What is the answer for this second variant of the question?
Comment:
Perhaps there is a way to view $\bigwedge^k_{\mathbb{C}}\mathbb{C}^d$ as a subspace of $\bigwedge^k_{\mathbb{R}}\mathbb{C}^d$ in a way which preserves decomposability, and the "real copy" $\bigwedge^k_{\mathbb{R}}\mathbb{R}^d$, thus reducing the second problem to the first one. I asked about the possible existence of such an embedding here.
So far, I only know that the answer is positive for $k=2$:
Let $\omega \in \bigwedge^2\mathbb{R}^d$ be decomposable in $\bigwedge^2\mathbb{C}^d$. $\omega$ can be written as
$$\omega=(u_1+iv_1) \wedge (u_2+iv_2), \tag{1}$$ where $u_1,u_2,v_1,v_2 \in \mathbb R^d$. Since
$$ \omega=(u_1 \wedge u_2 - v_1 \wedge v_2)+i (v_1 \wedge u_2+u_1 \wedge v_2), $$
$\omega \in \bigwedge^2\mathbb{R}^d$ if and only if $$v_1 \wedge u_2=-u_1 \wedge v_2, \tag{2}$$
where this is an equality in $\bigwedge^2\mathbb{R}^d$.

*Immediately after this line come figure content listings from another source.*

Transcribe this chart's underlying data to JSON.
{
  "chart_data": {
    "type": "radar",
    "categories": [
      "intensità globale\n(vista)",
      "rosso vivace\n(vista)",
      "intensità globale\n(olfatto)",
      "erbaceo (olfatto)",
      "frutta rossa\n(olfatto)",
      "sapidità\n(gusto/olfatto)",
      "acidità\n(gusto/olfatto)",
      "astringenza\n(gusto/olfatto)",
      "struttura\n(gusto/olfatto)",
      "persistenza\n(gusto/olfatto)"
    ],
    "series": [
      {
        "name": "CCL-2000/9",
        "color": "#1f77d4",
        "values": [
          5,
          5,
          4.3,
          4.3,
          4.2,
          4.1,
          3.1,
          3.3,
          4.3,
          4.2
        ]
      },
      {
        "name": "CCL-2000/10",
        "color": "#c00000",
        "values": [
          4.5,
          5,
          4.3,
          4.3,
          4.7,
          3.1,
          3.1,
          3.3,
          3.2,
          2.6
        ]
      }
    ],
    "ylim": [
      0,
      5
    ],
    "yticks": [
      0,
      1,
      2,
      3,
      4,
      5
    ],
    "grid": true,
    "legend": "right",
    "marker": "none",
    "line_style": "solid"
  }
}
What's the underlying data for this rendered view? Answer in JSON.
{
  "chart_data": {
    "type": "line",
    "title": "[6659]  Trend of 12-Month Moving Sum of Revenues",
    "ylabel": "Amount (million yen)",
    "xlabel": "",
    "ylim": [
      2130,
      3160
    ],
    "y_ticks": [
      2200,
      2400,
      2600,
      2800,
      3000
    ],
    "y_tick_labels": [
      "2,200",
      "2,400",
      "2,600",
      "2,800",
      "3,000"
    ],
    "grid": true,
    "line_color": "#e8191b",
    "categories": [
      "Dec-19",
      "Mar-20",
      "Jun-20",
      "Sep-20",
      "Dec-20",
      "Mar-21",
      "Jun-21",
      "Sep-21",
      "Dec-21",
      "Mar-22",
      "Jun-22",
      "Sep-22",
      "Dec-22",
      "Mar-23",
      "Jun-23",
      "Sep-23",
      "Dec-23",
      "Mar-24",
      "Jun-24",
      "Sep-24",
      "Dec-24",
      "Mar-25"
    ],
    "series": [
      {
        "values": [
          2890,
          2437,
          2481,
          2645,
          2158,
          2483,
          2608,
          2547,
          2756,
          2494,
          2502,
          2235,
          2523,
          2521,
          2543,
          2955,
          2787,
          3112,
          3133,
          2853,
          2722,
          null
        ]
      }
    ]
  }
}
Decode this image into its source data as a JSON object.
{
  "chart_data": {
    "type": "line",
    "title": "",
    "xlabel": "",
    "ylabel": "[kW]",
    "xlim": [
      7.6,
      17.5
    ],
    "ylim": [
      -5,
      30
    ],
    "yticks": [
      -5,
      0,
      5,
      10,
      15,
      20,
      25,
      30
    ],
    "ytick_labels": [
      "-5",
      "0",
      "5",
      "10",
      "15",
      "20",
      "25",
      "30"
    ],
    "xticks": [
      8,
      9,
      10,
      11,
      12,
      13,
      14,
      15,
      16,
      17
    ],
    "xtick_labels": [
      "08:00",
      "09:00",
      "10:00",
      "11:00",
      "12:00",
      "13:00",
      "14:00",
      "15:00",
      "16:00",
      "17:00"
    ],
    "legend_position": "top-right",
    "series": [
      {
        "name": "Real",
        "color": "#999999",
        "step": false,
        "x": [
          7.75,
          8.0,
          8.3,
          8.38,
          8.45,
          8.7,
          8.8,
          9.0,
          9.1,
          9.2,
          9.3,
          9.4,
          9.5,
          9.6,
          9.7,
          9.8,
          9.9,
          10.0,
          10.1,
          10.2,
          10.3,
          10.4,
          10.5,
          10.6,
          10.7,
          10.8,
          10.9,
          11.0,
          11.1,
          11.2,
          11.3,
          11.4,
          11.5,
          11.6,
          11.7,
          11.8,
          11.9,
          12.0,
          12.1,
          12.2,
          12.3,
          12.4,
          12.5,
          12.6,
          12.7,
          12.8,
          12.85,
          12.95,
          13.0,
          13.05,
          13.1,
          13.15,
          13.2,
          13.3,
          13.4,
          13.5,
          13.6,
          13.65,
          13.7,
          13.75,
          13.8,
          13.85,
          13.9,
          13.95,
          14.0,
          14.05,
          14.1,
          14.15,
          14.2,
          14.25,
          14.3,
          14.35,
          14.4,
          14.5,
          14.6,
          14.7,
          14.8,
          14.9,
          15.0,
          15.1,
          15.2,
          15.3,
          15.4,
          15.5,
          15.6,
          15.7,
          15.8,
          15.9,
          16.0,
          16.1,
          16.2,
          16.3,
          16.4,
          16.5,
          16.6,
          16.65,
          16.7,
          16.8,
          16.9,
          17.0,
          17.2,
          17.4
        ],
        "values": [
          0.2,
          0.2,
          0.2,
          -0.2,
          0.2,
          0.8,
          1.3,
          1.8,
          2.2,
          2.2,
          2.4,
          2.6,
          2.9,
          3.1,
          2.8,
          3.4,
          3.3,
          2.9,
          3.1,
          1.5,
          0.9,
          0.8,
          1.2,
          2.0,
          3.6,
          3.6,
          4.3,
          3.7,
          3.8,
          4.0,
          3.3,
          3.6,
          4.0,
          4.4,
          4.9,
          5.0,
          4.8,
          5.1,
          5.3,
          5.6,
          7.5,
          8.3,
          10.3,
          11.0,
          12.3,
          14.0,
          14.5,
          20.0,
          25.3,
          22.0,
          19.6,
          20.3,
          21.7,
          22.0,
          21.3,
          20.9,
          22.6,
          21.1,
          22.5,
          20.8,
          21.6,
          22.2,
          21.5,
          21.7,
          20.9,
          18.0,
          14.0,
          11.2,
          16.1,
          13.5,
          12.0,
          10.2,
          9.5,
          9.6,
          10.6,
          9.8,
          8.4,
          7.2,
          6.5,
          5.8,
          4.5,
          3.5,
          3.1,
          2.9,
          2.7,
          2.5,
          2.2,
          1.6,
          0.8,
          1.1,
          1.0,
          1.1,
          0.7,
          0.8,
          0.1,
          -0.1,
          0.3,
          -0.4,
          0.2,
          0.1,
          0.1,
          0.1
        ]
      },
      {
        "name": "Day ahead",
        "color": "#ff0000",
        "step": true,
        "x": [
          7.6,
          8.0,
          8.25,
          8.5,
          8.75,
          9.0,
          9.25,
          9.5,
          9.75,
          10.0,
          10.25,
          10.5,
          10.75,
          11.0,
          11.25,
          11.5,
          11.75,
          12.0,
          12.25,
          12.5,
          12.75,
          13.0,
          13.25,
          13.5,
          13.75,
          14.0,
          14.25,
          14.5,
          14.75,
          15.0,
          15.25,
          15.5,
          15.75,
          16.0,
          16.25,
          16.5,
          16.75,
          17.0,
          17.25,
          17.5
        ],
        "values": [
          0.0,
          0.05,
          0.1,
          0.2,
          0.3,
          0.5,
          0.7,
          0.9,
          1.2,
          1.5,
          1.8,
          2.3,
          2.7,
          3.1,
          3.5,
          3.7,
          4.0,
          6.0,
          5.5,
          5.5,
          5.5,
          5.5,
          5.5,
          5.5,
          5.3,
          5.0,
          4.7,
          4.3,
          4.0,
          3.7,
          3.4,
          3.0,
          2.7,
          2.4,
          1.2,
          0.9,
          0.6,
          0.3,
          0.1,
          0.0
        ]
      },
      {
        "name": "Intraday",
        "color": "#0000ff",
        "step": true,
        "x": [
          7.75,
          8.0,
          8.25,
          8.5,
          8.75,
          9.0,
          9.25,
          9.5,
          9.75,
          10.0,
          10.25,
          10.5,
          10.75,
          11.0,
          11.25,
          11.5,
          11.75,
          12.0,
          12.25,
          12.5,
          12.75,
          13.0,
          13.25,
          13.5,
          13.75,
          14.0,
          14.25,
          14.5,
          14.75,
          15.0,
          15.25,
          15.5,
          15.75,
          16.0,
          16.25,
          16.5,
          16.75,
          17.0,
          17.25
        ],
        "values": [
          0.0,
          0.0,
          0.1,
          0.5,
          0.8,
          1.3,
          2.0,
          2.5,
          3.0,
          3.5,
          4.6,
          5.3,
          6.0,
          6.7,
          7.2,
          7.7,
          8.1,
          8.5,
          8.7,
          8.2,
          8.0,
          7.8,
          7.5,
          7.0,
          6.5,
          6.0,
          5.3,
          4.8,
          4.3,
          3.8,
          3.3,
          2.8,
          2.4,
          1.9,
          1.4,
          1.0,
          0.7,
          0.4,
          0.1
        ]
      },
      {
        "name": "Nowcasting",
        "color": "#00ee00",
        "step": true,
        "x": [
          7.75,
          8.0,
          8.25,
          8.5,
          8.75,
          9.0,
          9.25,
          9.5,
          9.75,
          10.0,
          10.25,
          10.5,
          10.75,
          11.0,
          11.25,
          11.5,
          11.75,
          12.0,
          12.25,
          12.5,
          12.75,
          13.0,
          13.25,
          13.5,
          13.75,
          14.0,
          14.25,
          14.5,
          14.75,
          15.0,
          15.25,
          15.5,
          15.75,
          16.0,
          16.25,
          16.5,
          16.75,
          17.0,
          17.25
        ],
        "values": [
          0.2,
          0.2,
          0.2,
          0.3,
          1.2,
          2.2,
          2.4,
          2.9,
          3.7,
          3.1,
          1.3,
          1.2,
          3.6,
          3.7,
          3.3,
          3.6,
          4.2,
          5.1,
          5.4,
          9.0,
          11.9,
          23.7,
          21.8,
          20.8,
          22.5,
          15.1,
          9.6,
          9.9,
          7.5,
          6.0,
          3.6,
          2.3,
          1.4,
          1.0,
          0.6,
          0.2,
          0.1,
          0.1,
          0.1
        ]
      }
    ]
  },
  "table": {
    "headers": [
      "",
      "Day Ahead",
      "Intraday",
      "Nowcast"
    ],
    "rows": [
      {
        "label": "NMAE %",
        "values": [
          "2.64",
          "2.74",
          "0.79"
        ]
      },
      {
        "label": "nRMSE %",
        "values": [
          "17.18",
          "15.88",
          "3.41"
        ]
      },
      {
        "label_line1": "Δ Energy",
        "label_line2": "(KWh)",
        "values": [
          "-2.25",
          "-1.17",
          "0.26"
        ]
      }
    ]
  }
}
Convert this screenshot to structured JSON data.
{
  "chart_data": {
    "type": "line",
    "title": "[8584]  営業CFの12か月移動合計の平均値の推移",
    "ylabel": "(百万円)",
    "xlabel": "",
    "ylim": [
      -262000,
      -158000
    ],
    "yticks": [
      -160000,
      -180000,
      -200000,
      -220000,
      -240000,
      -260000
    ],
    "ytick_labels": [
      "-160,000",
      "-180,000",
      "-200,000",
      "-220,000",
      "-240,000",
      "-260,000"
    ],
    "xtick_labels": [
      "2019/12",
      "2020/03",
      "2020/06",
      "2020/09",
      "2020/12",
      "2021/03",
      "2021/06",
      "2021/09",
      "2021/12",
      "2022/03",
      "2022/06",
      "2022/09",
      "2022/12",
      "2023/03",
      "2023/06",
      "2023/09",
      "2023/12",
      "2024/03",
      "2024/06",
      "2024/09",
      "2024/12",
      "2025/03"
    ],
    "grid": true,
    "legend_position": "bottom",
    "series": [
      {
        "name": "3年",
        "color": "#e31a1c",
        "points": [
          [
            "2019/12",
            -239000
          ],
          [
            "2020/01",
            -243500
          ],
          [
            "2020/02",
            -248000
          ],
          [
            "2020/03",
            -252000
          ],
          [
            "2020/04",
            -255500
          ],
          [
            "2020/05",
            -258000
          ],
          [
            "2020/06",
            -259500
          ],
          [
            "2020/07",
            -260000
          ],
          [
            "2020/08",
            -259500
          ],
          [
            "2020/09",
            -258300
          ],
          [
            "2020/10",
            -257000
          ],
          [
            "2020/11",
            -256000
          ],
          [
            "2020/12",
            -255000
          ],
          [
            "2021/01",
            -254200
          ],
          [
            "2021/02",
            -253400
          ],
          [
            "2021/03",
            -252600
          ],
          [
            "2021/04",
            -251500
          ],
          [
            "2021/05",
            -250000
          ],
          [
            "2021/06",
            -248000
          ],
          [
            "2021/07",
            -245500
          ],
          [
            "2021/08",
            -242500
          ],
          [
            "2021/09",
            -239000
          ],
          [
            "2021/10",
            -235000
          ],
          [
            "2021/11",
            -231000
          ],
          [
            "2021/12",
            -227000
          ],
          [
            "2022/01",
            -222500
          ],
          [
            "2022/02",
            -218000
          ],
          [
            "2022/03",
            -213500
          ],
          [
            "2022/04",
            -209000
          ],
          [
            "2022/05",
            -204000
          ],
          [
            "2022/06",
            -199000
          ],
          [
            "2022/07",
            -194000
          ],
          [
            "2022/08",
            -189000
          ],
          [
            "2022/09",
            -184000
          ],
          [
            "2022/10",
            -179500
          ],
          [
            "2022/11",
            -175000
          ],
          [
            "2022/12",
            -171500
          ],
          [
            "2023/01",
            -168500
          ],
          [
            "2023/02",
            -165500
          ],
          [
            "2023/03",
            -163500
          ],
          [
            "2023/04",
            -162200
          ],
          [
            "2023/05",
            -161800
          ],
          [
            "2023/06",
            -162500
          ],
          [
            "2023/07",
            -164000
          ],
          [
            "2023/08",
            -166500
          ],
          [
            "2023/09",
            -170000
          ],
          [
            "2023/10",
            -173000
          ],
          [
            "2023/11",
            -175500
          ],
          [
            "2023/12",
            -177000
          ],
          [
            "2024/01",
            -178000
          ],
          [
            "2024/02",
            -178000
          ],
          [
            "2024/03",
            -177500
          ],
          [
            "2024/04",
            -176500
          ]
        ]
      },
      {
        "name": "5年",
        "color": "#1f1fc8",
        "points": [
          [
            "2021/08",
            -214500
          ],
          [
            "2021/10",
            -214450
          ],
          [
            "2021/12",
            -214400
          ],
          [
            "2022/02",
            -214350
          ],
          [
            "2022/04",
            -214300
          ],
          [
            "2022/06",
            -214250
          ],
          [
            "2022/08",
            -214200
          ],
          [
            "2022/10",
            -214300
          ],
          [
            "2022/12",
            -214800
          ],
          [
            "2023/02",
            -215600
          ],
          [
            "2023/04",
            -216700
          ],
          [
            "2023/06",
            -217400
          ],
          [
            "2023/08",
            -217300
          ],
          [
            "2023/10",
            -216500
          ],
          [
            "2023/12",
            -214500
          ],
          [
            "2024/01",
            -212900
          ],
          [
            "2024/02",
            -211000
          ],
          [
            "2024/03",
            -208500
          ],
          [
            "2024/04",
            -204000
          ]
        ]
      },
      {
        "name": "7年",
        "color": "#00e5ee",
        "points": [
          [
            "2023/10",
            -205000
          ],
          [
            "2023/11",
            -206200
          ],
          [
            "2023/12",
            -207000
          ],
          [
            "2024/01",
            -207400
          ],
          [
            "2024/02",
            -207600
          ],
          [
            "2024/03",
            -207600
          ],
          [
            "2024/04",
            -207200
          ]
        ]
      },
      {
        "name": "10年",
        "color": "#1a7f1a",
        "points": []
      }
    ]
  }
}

Suppose that $\omega \in \bigwedge^2\mathbb{R}^d$. If $\dim(\text{span}_{\mathbb R}(u_1,u_2) \cap \text{span}_{\mathbb R}(v_1,v_2)) \ge 1$ then $\omega=u_1 \wedge u_2 - v_1 \wedge v_2$ is decomposable in $\bigwedge^2\mathbb{R}^d$. Otherwise, $u_1,u_2,v_1,v_2$ are linearly independent over $\mathbb R$, which violates equation $(2)$.
I don't see an immediate generalization of this proof for $k \ge 3$. By expanding $$\omega=(u_1+iv_1) \wedge (u_2+iv_2) \wedge \dots \wedge (u_k+iv_k)$$ we get more than two summands in the real part.